O ano de 2021 como ponto de partida
Portanto, o que aconteceu em 2021 foi a base de trabalho e o ponto de partida da UTAO para tentar antecipar o que pode ser um OE sem o efeito da pandemia.
Segundo a unidade parlamentar, "as medidas transitórias covid-19 deverão dar um contributo negativo para o saldo orçamental de 2021 no montante de 3.572 milhões de euros (1,69% do PIB), por via, essencialmente, da despesa realizada".

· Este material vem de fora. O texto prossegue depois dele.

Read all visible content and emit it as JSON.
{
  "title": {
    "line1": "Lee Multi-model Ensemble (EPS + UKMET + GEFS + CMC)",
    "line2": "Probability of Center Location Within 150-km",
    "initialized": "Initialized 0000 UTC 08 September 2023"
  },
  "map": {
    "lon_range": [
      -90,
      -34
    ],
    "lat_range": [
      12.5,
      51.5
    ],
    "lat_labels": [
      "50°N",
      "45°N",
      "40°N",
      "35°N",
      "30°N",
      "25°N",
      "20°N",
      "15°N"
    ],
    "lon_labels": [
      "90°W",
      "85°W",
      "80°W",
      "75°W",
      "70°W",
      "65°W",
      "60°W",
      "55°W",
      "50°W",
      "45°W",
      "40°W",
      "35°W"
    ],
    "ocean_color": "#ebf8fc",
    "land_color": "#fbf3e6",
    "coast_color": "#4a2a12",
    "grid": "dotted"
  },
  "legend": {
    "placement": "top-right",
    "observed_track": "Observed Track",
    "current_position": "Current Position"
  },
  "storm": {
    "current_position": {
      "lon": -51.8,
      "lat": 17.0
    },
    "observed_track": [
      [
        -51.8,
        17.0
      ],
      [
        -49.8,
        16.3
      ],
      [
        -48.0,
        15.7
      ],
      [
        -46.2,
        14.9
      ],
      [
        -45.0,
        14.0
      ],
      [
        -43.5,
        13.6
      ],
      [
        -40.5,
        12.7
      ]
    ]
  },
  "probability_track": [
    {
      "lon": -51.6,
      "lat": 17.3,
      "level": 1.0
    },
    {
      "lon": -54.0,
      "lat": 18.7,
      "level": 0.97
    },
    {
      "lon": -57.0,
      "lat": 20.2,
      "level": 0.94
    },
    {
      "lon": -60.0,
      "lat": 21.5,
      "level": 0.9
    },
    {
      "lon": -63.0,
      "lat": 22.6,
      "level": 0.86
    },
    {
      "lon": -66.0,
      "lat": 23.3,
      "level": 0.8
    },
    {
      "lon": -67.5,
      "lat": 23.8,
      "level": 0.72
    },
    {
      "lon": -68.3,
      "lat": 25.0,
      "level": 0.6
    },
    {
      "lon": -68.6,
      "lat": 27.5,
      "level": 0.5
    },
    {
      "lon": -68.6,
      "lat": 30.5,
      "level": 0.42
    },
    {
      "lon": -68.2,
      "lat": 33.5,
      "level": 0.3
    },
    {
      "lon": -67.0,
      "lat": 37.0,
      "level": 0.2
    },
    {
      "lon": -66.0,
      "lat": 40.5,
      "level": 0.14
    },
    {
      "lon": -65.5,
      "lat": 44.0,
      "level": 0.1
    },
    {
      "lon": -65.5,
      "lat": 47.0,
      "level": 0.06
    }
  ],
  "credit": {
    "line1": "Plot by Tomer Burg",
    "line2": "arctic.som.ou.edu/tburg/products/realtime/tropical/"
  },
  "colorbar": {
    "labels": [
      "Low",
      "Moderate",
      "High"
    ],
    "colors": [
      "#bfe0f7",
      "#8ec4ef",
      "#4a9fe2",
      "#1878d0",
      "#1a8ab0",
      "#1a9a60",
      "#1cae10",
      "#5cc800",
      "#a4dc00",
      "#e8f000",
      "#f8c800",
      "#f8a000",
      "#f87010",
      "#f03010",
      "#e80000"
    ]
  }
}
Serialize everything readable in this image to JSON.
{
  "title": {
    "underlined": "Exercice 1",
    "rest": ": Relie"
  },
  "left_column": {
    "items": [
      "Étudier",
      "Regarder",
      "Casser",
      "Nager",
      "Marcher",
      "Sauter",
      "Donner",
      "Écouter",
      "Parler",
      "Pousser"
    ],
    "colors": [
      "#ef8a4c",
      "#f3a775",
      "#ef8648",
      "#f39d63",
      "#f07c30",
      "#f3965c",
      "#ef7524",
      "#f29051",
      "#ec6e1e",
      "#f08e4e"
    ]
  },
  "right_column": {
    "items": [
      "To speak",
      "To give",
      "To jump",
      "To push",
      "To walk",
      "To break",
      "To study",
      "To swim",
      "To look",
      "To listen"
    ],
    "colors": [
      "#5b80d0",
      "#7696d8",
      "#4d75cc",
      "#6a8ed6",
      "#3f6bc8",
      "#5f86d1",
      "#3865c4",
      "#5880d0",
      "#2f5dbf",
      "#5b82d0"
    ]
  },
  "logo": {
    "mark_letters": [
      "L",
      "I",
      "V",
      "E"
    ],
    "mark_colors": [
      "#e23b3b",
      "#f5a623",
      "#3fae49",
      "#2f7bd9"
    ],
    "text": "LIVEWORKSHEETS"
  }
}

"Sobressaem os encargos com: i) consumo intermédio (818,7 milhões de euros), rubrica onde se regista os encargos de saúde relacionados com vacinação, testes, equipamentos de proteção individual e outros materiais; ii) despesas com pessoal (408,1 milhões de euros), referente ao reforço de recursos humanos no Serviço Nacional de Saúde; iii) prestações sociais (900,2 milhões de euros), resultante de medidas de proteção dos rendimentos das famílias através do reforço do sistema de proteção social; iv) subsídios (2.024 milhões de euros) que incorpora, entre outros, os encargos com as medidas lay-off, apoio extraordinário à retoma progressiva e incentivos à normalização empresarial", diz a apreciação preliminar da UTAO à proposta de Orçamento do Estado para 2022.
A receita contrariou esse efeito 'depressor' no saldo orçamental com mais 945 milhões de euros por via das medidas covid (ou 0,45% do PIB). Tal "advém essencialmente, da receita de capital (1600 milhões de euros) referente a transferências de fundos europeus (REACT-EU e Fundo Social Europeu) destinadas a custear encargos com a pandemia", explica a UTAO.